Sawdust and other wood wastes applied to soil may retard plant growth by inducing nitrogen deficiency but these effects with Douglas‐fir are less pronounced than with many other residues of wide C:N ratio. While Douglas‐fir wood is extremely low in nitrogen it is low also in available carbon. The predominating lignin‐cellulose complex is resistant and only slowly metabolized, enabling a minimum amount of nitrogen, repartitioned among successive crops of microbes, to suffice for long‐continued decomposition. Sawdust showed no direct toxicity and had little effect on soil pH. Resins and other extractives were readily decomposed.
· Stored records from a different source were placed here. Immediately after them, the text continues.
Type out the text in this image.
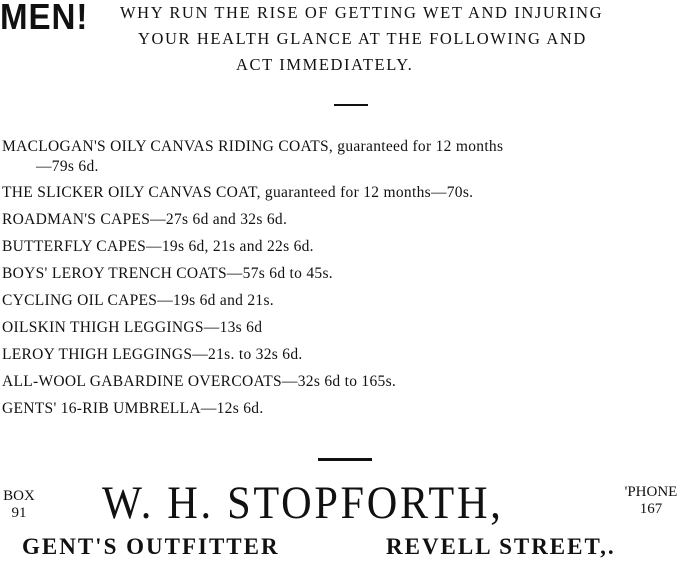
MEN! WHY RUN THE RISE OF GETTING WET AND INJURING
YOUR HEALTH GLANCE AT THE FOLLOWING AND
ACT IMMEDIATELY.
MACLOGAN'S OILY CANVAS RIDING COATS, guaranteed for 12 months
—79s 6d.
THE SLICKER OILY CANVAS COAT, guaranteed for 12 months—70s.
ROADMAN'S CAPES—27s 6d and 32s 6d.
BUTTERFLY CAPES—19s 6d, 21s and 22s 6d.
BOYS' LEROY TRENCH COATS—57s 6d to 45s.
CYCLING OIL CAPES—19s 6d and 21s.
OILSKIN THIGH LEGGINGS—13s 6d
LEROY THIGH LEGGINGS—21s. to 32s 6d.
ALL-WOOL GABARDINE OVERCOATS—32s 6d to 165s.
GENTS' 16-RIB UMBRELLA—12s 6d.
BOX
91 W. H. STOPFORTH,	'PHONE
167
GENT'S OUTFITTER	REVELL STREET,.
Apparent decomposition percentages based on 50 days CO 2 production without added available nitrogen in soil respiration experiments were: for dextrose 60, wheat straw 48, red alder 40, ponderosa pine 33, western red cedar 33, Douglas‐fir 30, pitch 30, western hemlock 27, bark 26, and lignin 6%, respectively. Although added nitrogen fertilizer hastened decomposition of organic matter having wide C:N ratio, it commonly depressed cumulative CO 2 evolution in soil respiration. Greenhouse and field studies indicate that to avoid induced nitrogen deficiency 5 to 10 pounds of nitrogen per ton of sawdust are generally sufficient during the first year; nitrogen additions the following 2 or 3 years may be successively halved. Douglas‐fir sawdust without added nitrogen often causes no retardation and in some cases significant increases of certain crops such as sunflowers and strawberries. Corn appeared much more sensitive to nitrogen deficiency. All wood wastes and cereal straws at 100 tons per acre have been found to depress plant growth unless nitrogen is added.